Unit employees will only be scheduled for travel during their
regular duty hours and/or duty days. /8/ (The underscored portion
of the proposal remains in dispute. Footnote added.)
In American Federation of Government Employees, AFL-CIO, Local 3424
and Federal Home Loan Bank Board, San Francisco, California, 14 FLRA 79
(1984) the Authority concluded that Union Proposal 1, therein, which
required that the agency grant a maximum amount of duty time for
traveling from an employee's temporary duty location to his or her
residence in certain circumstances, interfered with the management
right, pursuant to section 7106(a)(2)(B) of the Statute, to assign work
by reducing the time frame in which work could be assigned. The
Authority noted in that decision (n.1) that management is required to
exercise its rights under section 7106(a)(2)(B) in a manner consistent
with law. Citing the requirement in 5 U.S.C. 6101(b)(2) that an agency
arrange travel during the scheduled workweek "to the maximum extent
practicable," the Authority determined that the proposal nonetheless
interfered with the right to assign work because it "would require
travel during the scheduled workweek even where not practicable." In
like manner Union Proposal 5, herein, with its flat prohibition of
travel outside regular hours and days of work, interferes with the
Agency's right to assign work and, consequently, is outside the duty to
bargain.
Accordingly pursuant to section 2424.10 of the Authority's Rules and
Regulations, IT IS ORDERED that the petition for review as it relates to
Union Proposals 1, 2, 3 and 5 be, and it hereby is, dismissed. IT IS
FURTHER ORDERED that the Agency shall upon request (or as otherwise
agreed to by the parties) bargain concerning Union Proposal 4. Issued,
Washington, D.C., April 24, 1985
Henry B. Frazier III, Acting
Chairman
William J. McGinnis, Jr., Member
FEDERAL LABOR RELATIONS AUTHORITY
--------------- FOOTNOTES$ ---------------
/1/ Union Reply Brief at 2.
/2/ Id. at 3.
/3/ Petition for Review at 2.
/4/ In this connection, it is noted that 5 U.S.C. 7503(a)
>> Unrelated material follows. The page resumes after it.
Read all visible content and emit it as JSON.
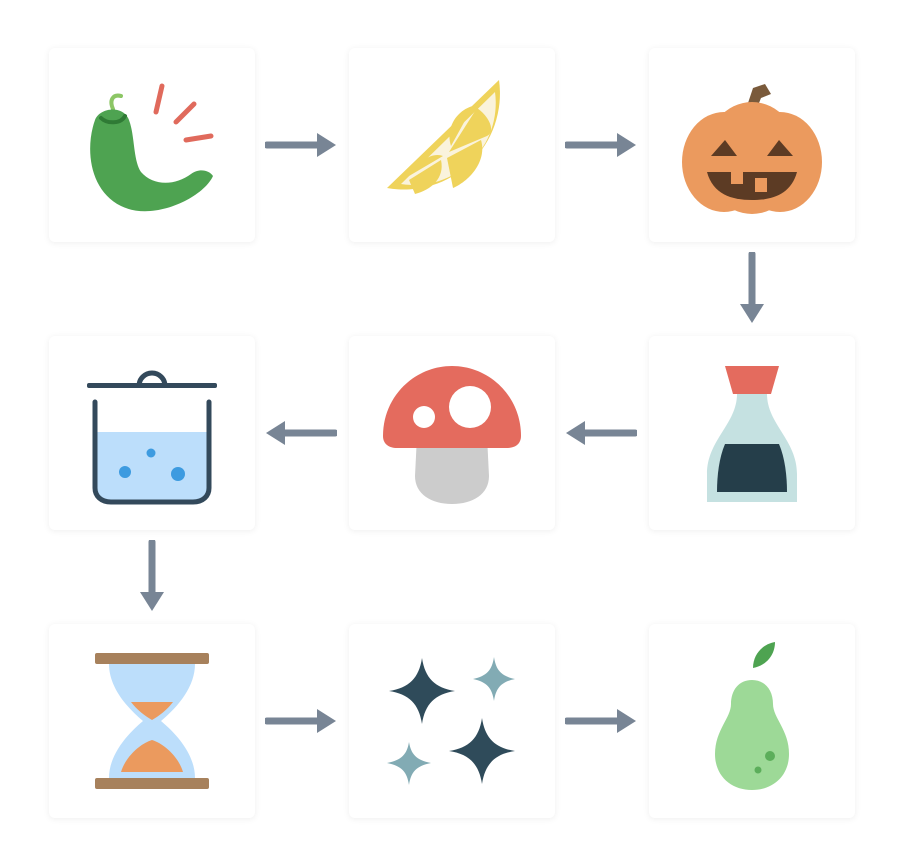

specifically provides that employees may be disciplined for
"discourteous conduct to the public confirmed by an immediate
supervisor's report of four such instances within any one-year period or
any other patterns of discourteous conduct."
/5/ Statement of Position at 6.
/6/ In finding Union Proposal 4 to be within the duty to bargain, the
Authority makes no judgment as to its merits.
/7/ Union Reply Brief at 8.
/8/ Based on an understanding between the parties appearing in the
record, the Agency has withdrawn its objection to the first paragraph of
Union Proposal 5. Accordingly the petition for review as to all but the
underscored portion of the proposal is now moot.